I was confused at first when I started receiving e-mails and texts that signed off this way:

“Bye! Sue x”

“See you tomorrow! Jane x”

I wondered why everyone’s last name was x.

And then I was told that x means kiss and it’s just a friendly way to sign off. And people use more x’s if they like you a lot or are feeling particularly excited.

I’ve tried to adopt this habit in order not to be rude and have people think that I don’t like them, but I keep forgetting to do it because it’s very strange for me to virtual kiss anyone who is not my partner or close girl friend!


To x or not to x


4. Shops closing at 5 pm


This I find most inconvenient. I am used to shopping up till 10 pm in Singapore. I guess it has to do with labour laws here seeking to protect all residents equally. But I wonder how anyone gets any shopping done when all the shops close the moment they get off work.
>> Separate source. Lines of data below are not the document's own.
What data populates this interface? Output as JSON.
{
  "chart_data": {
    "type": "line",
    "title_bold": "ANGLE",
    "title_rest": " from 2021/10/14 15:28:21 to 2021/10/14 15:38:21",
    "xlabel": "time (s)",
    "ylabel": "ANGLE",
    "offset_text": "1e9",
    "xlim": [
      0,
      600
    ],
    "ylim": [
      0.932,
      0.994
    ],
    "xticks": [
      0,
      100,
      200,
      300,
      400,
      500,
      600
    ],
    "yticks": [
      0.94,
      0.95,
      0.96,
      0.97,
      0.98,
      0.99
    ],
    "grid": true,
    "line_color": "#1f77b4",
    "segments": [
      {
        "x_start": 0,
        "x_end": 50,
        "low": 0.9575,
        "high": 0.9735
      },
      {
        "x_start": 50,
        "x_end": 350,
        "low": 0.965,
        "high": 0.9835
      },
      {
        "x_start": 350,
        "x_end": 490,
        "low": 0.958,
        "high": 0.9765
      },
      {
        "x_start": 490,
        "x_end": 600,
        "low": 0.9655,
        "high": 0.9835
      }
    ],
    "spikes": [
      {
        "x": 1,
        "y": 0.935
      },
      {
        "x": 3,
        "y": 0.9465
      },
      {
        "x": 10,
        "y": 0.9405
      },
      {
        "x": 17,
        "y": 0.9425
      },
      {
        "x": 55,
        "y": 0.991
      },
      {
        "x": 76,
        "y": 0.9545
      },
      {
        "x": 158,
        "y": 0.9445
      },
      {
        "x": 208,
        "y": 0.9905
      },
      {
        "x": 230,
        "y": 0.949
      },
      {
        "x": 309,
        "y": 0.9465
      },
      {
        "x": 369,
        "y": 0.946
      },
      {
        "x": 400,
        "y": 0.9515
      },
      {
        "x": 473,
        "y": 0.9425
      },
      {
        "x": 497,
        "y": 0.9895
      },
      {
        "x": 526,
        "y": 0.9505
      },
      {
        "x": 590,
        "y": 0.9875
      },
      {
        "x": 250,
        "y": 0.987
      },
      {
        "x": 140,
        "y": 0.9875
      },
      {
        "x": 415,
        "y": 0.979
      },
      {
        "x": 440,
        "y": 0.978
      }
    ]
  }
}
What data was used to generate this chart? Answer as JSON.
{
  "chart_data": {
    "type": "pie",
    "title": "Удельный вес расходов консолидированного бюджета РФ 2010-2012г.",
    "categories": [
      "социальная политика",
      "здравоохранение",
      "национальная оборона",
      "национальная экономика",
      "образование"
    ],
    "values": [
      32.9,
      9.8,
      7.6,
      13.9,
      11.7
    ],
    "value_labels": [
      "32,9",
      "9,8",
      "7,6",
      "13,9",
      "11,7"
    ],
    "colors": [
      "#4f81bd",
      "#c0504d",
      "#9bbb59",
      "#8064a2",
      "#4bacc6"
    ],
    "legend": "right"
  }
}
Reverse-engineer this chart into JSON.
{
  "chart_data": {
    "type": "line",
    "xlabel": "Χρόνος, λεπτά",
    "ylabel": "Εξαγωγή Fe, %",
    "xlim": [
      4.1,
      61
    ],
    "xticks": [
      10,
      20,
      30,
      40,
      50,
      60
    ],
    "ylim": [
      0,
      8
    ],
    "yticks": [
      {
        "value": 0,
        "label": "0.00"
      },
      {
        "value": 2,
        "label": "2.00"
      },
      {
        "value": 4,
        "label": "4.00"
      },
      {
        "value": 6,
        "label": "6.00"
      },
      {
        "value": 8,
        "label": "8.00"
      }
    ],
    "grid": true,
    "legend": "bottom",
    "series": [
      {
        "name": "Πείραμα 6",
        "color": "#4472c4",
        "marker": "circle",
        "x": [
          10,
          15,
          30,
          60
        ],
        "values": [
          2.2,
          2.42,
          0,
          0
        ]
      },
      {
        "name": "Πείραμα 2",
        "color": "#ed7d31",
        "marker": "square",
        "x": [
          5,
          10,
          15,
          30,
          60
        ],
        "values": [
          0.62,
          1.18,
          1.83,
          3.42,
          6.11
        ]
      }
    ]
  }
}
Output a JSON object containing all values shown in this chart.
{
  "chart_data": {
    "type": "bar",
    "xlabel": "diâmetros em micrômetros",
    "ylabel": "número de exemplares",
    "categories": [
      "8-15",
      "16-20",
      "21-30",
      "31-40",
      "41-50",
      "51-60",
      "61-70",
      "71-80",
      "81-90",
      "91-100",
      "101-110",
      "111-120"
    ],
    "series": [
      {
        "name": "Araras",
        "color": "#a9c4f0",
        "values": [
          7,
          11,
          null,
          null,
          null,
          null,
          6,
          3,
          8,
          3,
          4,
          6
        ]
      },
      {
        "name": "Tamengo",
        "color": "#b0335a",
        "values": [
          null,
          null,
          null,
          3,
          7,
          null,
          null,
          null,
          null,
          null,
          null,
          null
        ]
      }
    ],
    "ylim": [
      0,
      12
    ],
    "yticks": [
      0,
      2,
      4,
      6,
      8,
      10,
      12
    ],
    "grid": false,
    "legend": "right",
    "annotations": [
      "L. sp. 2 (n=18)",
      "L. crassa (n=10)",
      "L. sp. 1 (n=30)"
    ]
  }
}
It’s worse on Sundays, when supermarkets close at 4 pm so that employees can go home and enjoy some family time. I mean, I feel happy for people in the retail industry, I honestly do. But it’s just difficult to get used to it.

Just last week, on a Sunday evening, I suggested to Piers that we should go to Tesco because I want to buy some frozen fruit to make smoothies.

For the nth time, he looked at me quizzically and said, “Tesco is closed, dear.”

It took me a few seconds to remember (yet again) that he’s right.




5. Cars stopping for me


Now, this is a good thing. The British are a very gracious and polite people and I love that.

When I stop at a road to cross, a car coming my way will (8 out of 10 times) stop to let me cross. And I’m talking about a regular road without a traffic light or zebra crossing.

This is very strange because I grew up in a country where cars are king and pedestrians must bow to them and not look them in the eye. Which I think is fine because Singaporeans get taxed a serious shitload of money to drive cars, so they understandably get very possessive over roads.

So, in England, I feel bad whenever drivers stop for me because I feel that it’s easier for humans to stop than for cars to stop (especially manual cars) and they use up more petrol when they stop and start again.

While their stopping for me makes me feel very warm and appreciative, I just can’t get used to it!


Stopping cars


That’s all for today. I’ll continue with my list when I feel like drawing more cartoons. Drawing is hard work, you know!

In the meantime, if you’re also a foreigner or immigrant here, feel free to share your stories. I will use them in subsequent posts and credit you if they’re not already on my list.